Easily Connect Amateur Radios and Shortwave Radios to a Computer's USB Port
By: RJKORN
I have been using Fldigi for a while now, but I hate long audio cables. Those 3.5mm plugs make quite a lot of crackling noise when you plug the cable in. Besides, I don't want to use an internal sound card.I have looked at commercially available interfaces, but none of them meet my needs. Many different DIY projects are also not quite suitable. What I want is a box with a USB port and a device connector, nothing more. A power plug is not necessary either.
Fldigi (modem) V3.23.21 is a well-known piece of software among amateur radio enthusiasts. It has excellent functions, and for those who enjoy digital communication and CW Morse code, it is presumably no stranger. This software supports Chinese font transmission. It can automatically transmit "CQ CQ CQ" and can also demodulate CW signals for telegraph communication.
This is just as simple as an interface that uses an optocoupled PTT and a transformer isolation device. Both cost less than 20 US dollars.
Step 1: Select an audio dongle
I bought several different USB sound cards from eBay, each costing around $3. We need to pay attention to the products we purchase: those with additional capacitors also have a resistor divider on the audio signal.
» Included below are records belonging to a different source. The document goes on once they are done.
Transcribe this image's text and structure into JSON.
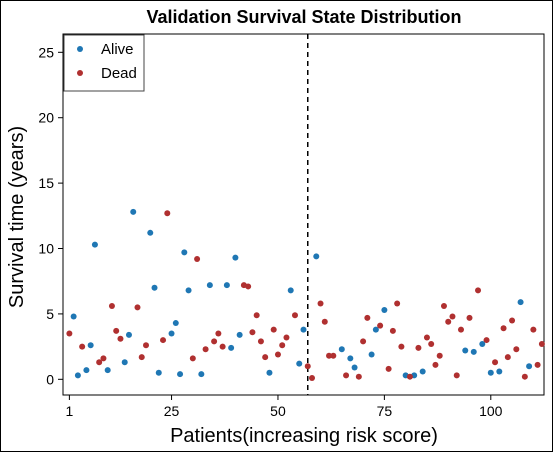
{
  "chart_data": {
    "type": "scatter",
    "title": "Validation Survival State Distribution",
    "xlabel": "Patients(increasing risk score)",
    "ylabel": "Survival time (years)",
    "xlim": [
      -0.5,
      112.5
    ],
    "ylim": [
      -1.2,
      26.4
    ],
    "xticks": [
      1,
      25,
      50,
      75,
      100
    ],
    "yticks": [
      0,
      5,
      10,
      15,
      20,
      25
    ],
    "vline": 57,
    "legend_position": "top-left",
    "colors": {
      "Alive": "#1f77b4",
      "Dead": "#b03030"
    },
    "series": [
      {
        "name": "Alive",
        "points": [
          [
            2,
            4.8
          ],
          [
            3,
            0.3
          ],
          [
            5,
            0.7
          ],
          [
            6,
            2.6
          ],
          [
            7,
            10.3
          ],
          [
            10,
            0.7
          ],
          [
            14,
            1.3
          ],
          [
            15,
            3.4
          ],
          [
            16,
            12.8
          ],
          [
            20,
            11.2
          ],
          [
            21,
            7.0
          ],
          [
            22,
            0.5
          ],
          [
            25,
            3.5
          ],
          [
            26,
            4.3
          ],
          [
            27,
            0.4
          ],
          [
            28,
            9.7
          ],
          [
            29,
            6.8
          ],
          [
            32,
            0.4
          ],
          [
            34,
            7.2
          ],
          [
            38,
            7.2
          ],
          [
            39,
            2.4
          ],
          [
            40,
            9.3
          ],
          [
            41,
            3.4
          ],
          [
            48,
            0.5
          ],
          [
            53,
            6.8
          ],
          [
            55,
            1.2
          ],
          [
            56,
            3.8
          ],
          [
            59,
            9.4
          ],
          [
            65,
            2.3
          ],
          [
            67,
            1.6
          ],
          [
            68,
            0.9
          ],
          [
            72,
            1.9
          ],
          [
            73,
            3.8
          ],
          [
            75,
            5.3
          ],
          [
            80,
            0.3
          ],
          [
            82,
            0.3
          ],
          [
            84,
            0.6
          ],
          [
            94,
            2.2
          ],
          [
            96,
            2.1
          ],
          [
            98,
            2.7
          ],
          [
            100,
            0.5
          ],
          [
            102,
            0.6
          ],
          [
            107,
            5.9
          ],
          [
            109,
            1.0
          ]
        ]
      },
      {
        "name": "Dead",
        "points": [
          [
            1,
            3.5
          ],
          [
            4,
            2.5
          ],
          [
            8,
            1.3
          ],
          [
            9,
            1.6
          ],
          [
            11,
            5.6
          ],
          [
            12,
            3.7
          ],
          [
            13,
            3.1
          ],
          [
            17,
            5.5
          ],
          [
            18,
            1.7
          ],
          [
            19,
            2.6
          ],
          [
            23,
            3.0
          ],
          [
            24,
            12.7
          ],
          [
            30,
            1.6
          ],
          [
            31,
            9.2
          ],
          [
            33,
            2.3
          ],
          [
            35,
            2.9
          ],
          [
            36,
            3.5
          ],
          [
            37,
            2.5
          ],
          [
            42,
            7.2
          ],
          [
            43,
            7.1
          ],
          [
            44,
            3.6
          ],
          [
            45,
            4.9
          ],
          [
            46,
            2.9
          ],
          [
            47,
            1.7
          ],
          [
            49,
            3.8
          ],
          [
            50,
            1.9
          ],
          [
            51,
            2.6
          ],
          [
            52,
            3.2
          ],
          [
            54,
            4.9
          ],
          [
            57,
            1.0
          ],
          [
            58,
            0.1
          ],
          [
            60,
            5.8
          ],
          [
            61,
            4.4
          ],
          [
            62,
            1.8
          ],
          [
            63,
            1.8
          ],
          [
            66,
            0.3
          ],
          [
            69,
            0.2
          ],
          [
            70,
            2.9
          ],
          [
            71,
            4.7
          ],
          [
            74,
            4.1
          ],
          [
            76,
            0.8
          ],
          [
            77,
            3.7
          ],
          [
            78,
            5.8
          ],
          [
            79,
            2.5
          ],
          [
            81,
            0.2
          ],
          [
            83,
            2.4
          ],
          [
            85,
            3.2
          ],
          [
            86,
            2.7
          ],
          [
            87,
            1.1
          ],
          [
            88,
            1.8
          ],
          [
            89,
            5.6
          ],
          [
            90,
            4.4
          ],
          [
            91,
            4.8
          ],
          [
            92,
            0.3
          ],
          [
            93,
            3.8
          ],
          [
            95,
            4.7
          ],
          [
            97,
            6.8
          ],
          [
            99,
            3.0
          ],
          [
            101,
            1.3
          ],
          [
            103,
            3.9
          ],
          [
            104,
            1.7
          ],
          [
            105,
            4.5
          ],
          [
            106,
            2.3
          ],
          [
            108,
            0.2
          ],
          [
            110,
            3.8
          ],
          [
            111,
            1.1
          ],
          [
            112,
            2.7
          ]
        ]
      }
    ]
  }
}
They only output 100mV, which is not enough to activate the optocoupler. You can see the difference in the picture. Simpler is better. It seems that the bare one outputs almost the full 5V on both the left and right channels.
Step 2: Start Soldering
You can keep the USB connector intact and then feed it through the rear panel. I have extra Type-B connectors around, so I don’t solder it. They didn’t even bother to solder the ground tabs at the factory anyway, so if you want to keep the Type-A connector, just desolder those contact tabs.
After removing the USB connector, I soldered the wires to all the USB connections and the top of the 3.5mm jack. Do not disturb the center of the microphone connector, which is not used here.
Step 3: Build the shell
I wanted a good metal case for proper shielding, so I checked the second-hand trading platform and found someone giving away parallel port data switches for free. He was only 2 miles away from me, and there were 3 of them in total.
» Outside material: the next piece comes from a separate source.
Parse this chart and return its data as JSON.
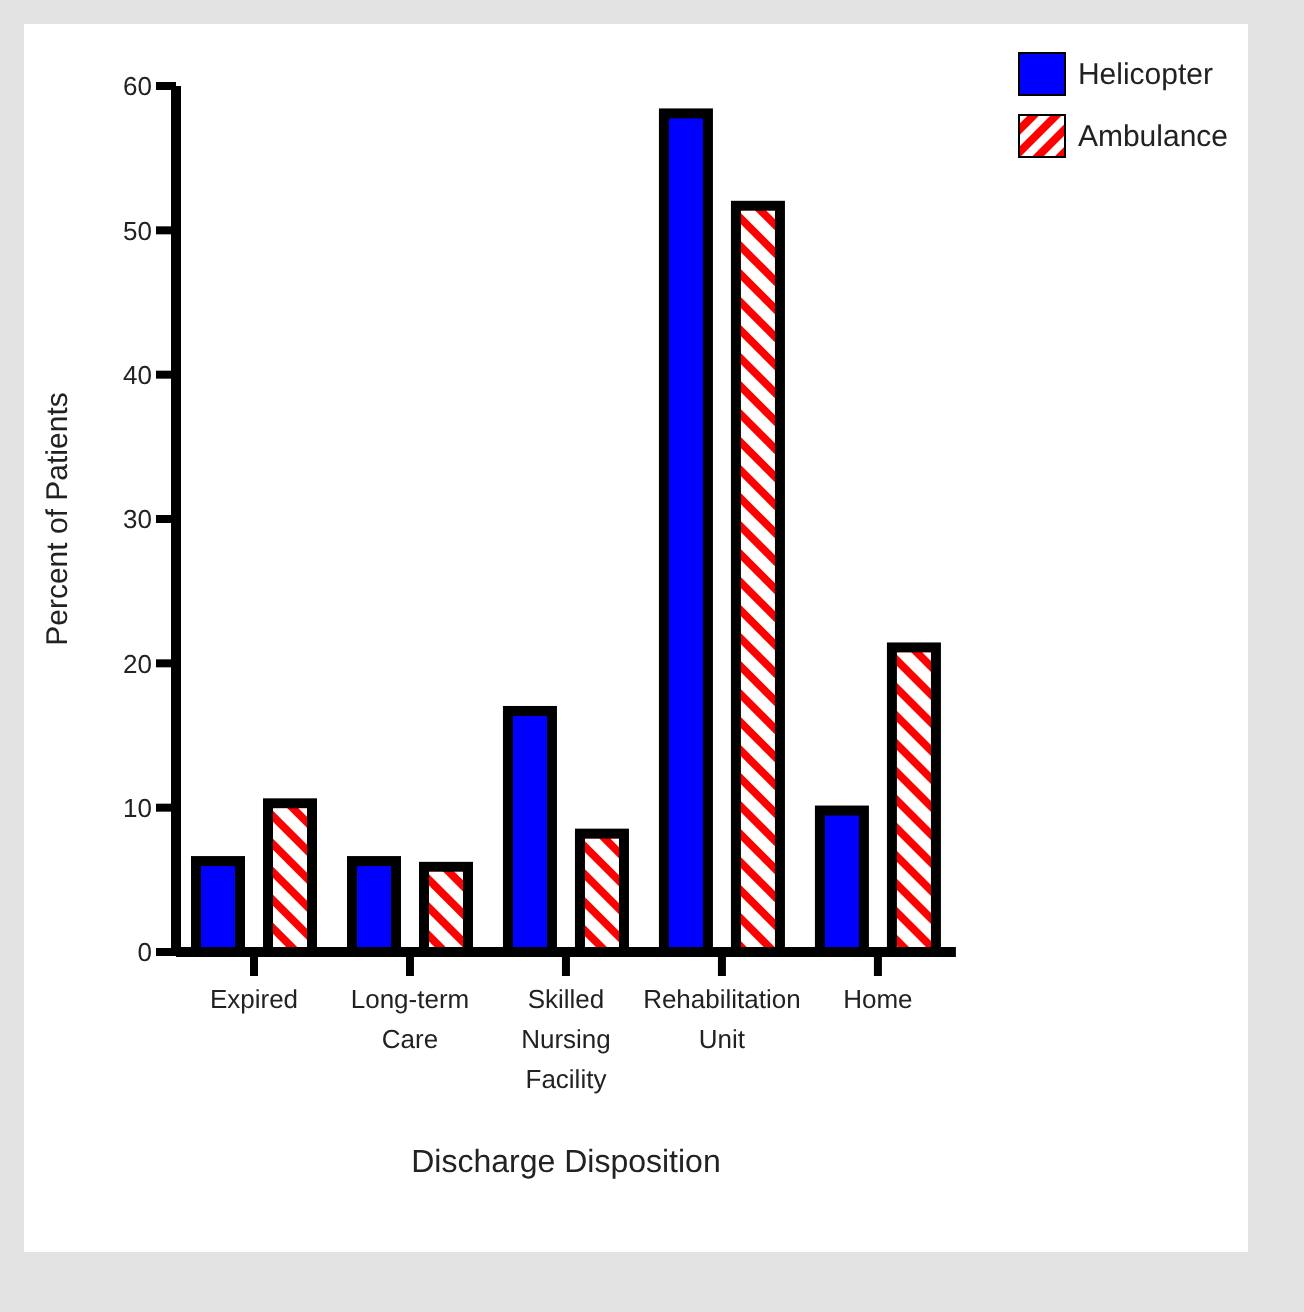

I just needed to drill a few more holes in the front. I used stripped hardwood floor tiles to make new rear mounts. I drew a quick front panel in Inkscape and printed it on self-adhesive label paper. Several layers of clear adhesive can protect it. I only had satin finish, so it didn’t look as good as the glossy one.
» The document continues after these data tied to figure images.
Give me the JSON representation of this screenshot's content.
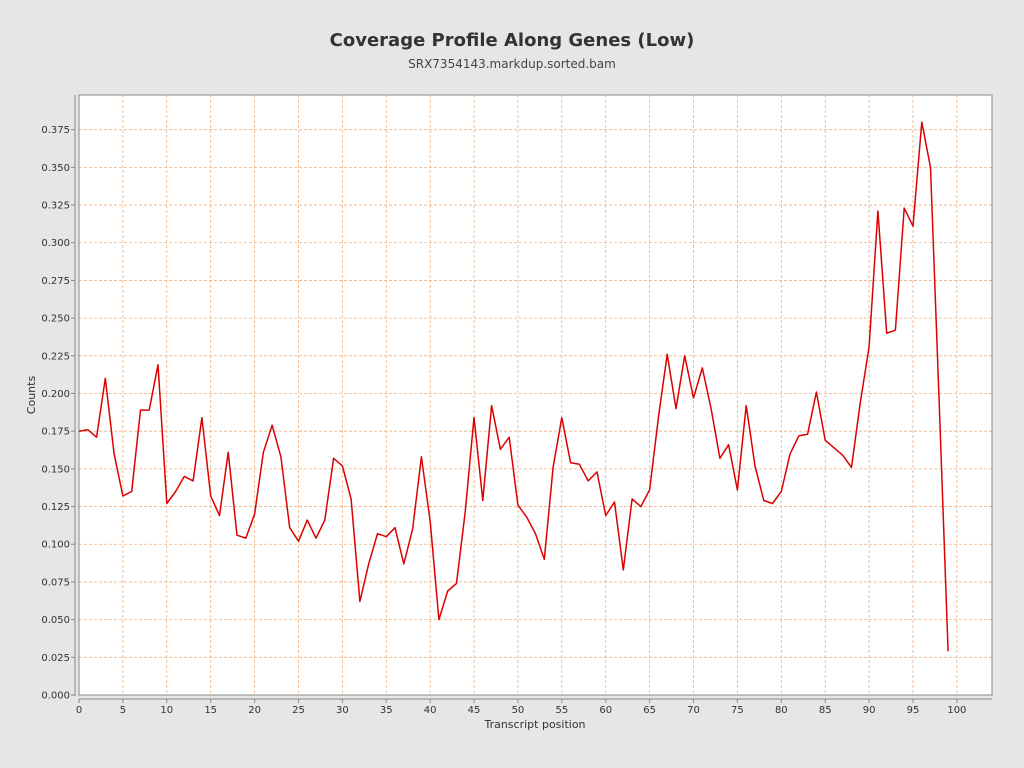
{
  "title": "Coverage Profile Along Genes (Low)",
  "subtitle": "SRX7354143.markdup.sorted.bam",
  "chart_data": {
    "type": "line",
    "title": "Coverage Profile Along Genes (Low)",
    "subtitle": "SRX7354143.markdup.sorted.bam",
    "xlabel": "Transcript position",
    "ylabel": "Counts",
    "xlim": [
      0,
      104
    ],
    "ylim": [
      0,
      0.398
    ],
    "xticks": [
      0,
      5,
      10,
      15,
      20,
      25,
      30,
      35,
      40,
      45,
      50,
      55,
      60,
      65,
      70,
      75,
      80,
      85,
      90,
      95,
      100
    ],
    "yticks": [
      "0.000",
      "0.025",
      "0.050",
      "0.075",
      "0.100",
      "0.125",
      "0.150",
      "0.175",
      "0.200",
      "0.225",
      "0.250",
      "0.275",
      "0.300",
      "0.325",
      "0.350",
      "0.375"
    ],
    "grid": true,
    "line_color": "#dd0000",
    "grid_color": "#f0b080",
    "series": [
      {
        "x": [
          0,
          1,
          2,
          3,
          4,
          5,
          6,
          7,
          8,
          9,
          10,
          11,
          12,
          13,
          14,
          15,
          16,
          17,
          18,
          19,
          20,
          21,
          22,
          23,
          24,
          25,
          26,
          27,
          28,
          29,
          30,
          31,
          32,
          33,
          34,
          35,
          36,
          37,
          38,
          39,
          40,
          41,
          42,
          43,
          44,
          45,
          46,
          47,
          48,
          49,
          50,
          51,
          52,
          53,
          54,
          55,
          56,
          57,
          58,
          59,
          60,
          61,
          62,
          63,
          64,
          65,
          66,
          67,
          68,
          69,
          70,
          71,
          72,
          73,
          74,
          75,
          76,
          77,
          78,
          79,
          80,
          81,
          82,
          83,
          84,
          85,
          86,
          87,
          88,
          89,
          90,
          91,
          92,
          93,
          94,
          95,
          96,
          97,
          98,
          99
        ],
        "values": [
          0.175,
          0.176,
          0.171,
          0.21,
          0.16,
          0.132,
          0.135,
          0.189,
          0.189,
          0.219,
          0.127,
          0.135,
          0.145,
          0.142,
          0.184,
          0.132,
          0.119,
          0.161,
          0.106,
          0.104,
          0.12,
          0.161,
          0.179,
          0.158,
          0.111,
          0.102,
          0.116,
          0.104,
          0.116,
          0.157,
          0.152,
          0.13,
          0.062,
          0.087,
          0.107,
          0.105,
          0.111,
          0.087,
          0.11,
          0.158,
          0.115,
          0.05,
          0.069,
          0.074,
          0.122,
          0.184,
          0.129,
          0.192,
          0.163,
          0.171,
          0.126,
          0.118,
          0.107,
          0.09,
          0.151,
          0.184,
          0.154,
          0.153,
          0.142,
          0.148,
          0.119,
          0.128,
          0.083,
          0.13,
          0.125,
          0.136,
          0.184,
          0.226,
          0.19,
          0.225,
          0.197,
          0.217,
          0.19,
          0.157,
          0.166,
          0.136,
          0.192,
          0.152,
          0.129,
          0.127,
          0.135,
          0.16,
          0.172,
          0.173,
          0.201,
          0.169,
          0.164,
          0.159,
          0.151,
          0.194,
          0.231,
          0.321,
          0.24,
          0.242,
          0.323,
          0.311,
          0.38,
          0.35,
          0.192,
          0.029
        ]
      }
    ]
  }
}
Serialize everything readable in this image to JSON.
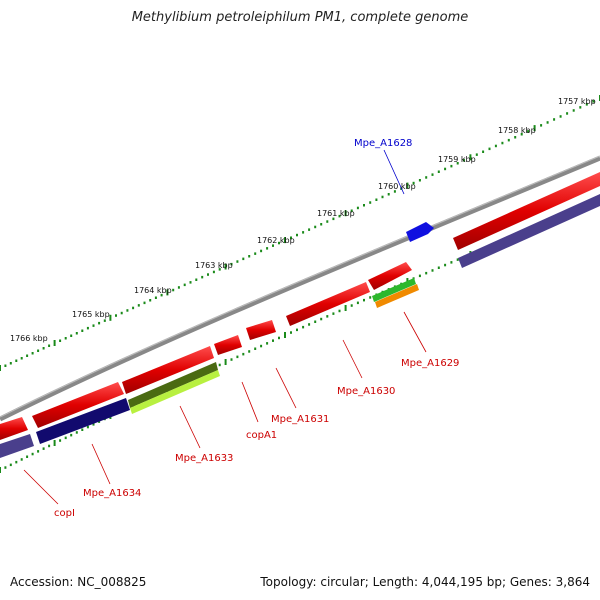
{
  "title": "Methylibium petroleiphilum PM1, complete genome",
  "footer": {
    "accession": "Accession: NC_008825",
    "summary": "Topology: circular; Length: 4,044,195 bp; Genes: 3,864"
  },
  "ruler": {
    "labels": [
      "1757 kbp",
      "1758 kbp",
      "1759 kbp",
      "1760 kbp",
      "1761 kbp",
      "1762 kbp",
      "1763 kbp",
      "1764 kbp",
      "1765 kbp",
      "1766 kbp"
    ]
  },
  "colors": {
    "backbone": "#888888",
    "ruler_dot": "#1a8a1a",
    "cds_forward": "#e60000",
    "cds_reverse_dark": "#120a6e",
    "cds_reverse_purple": "#4a3f8c",
    "gene_blue": "#1010e0",
    "gene_green": "#2db82d",
    "gene_orange": "#f08a00",
    "gene_olive": "#4a6a12",
    "gene_lime": "#b8f040",
    "label_red": "#cc0000",
    "label_blue": "#0000cc"
  },
  "gene_labels": [
    {
      "name": "Mpe_A1628",
      "color": "blue"
    },
    {
      "name": "Mpe_A1629",
      "color": "red"
    },
    {
      "name": "Mpe_A1630",
      "color": "red"
    },
    {
      "name": "Mpe_A1631",
      "color": "red"
    },
    {
      "name": "copA1",
      "color": "red"
    },
    {
      "name": "Mpe_A1633",
      "color": "red"
    },
    {
      "name": "Mpe_A1634",
      "color": "red"
    },
    {
      "name": "copI",
      "color": "red"
    }
  ]
}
I also used polyurethane on other front panel layouts. It makes the label a bit translucent, so if you’re trying to use a label, flatten it out first before pasting it on. Once dry, it really looks like it’s covered with plexiglass, whose main component is polymethyl methacrylate resin.
I also put a piece of hardwood floor at the back of the front panel to separate the jacks and switches without using a bunch of washers, for a better appearance. Besides, the floor tile is a bit soft, which helps lock the parts in place.
Step 4: Installation
I assembled the components on a small prototype board. The schematic is very simple. I used a socket for the optocoupler, just in case I connect it to a tube device. The schematic shows a 4N35, but I used an IL-5 since I have a lot of these components on hand.
For the radio equipment connector, use a 6-pin DIN or 3 separate connectors as needed. Even a DB-9, RJ45, or similar connector will work.
The transformer is a 1:1 telco transformer. Almost any transformer with an impedance ranging from 100 to 1000 ohms can be used.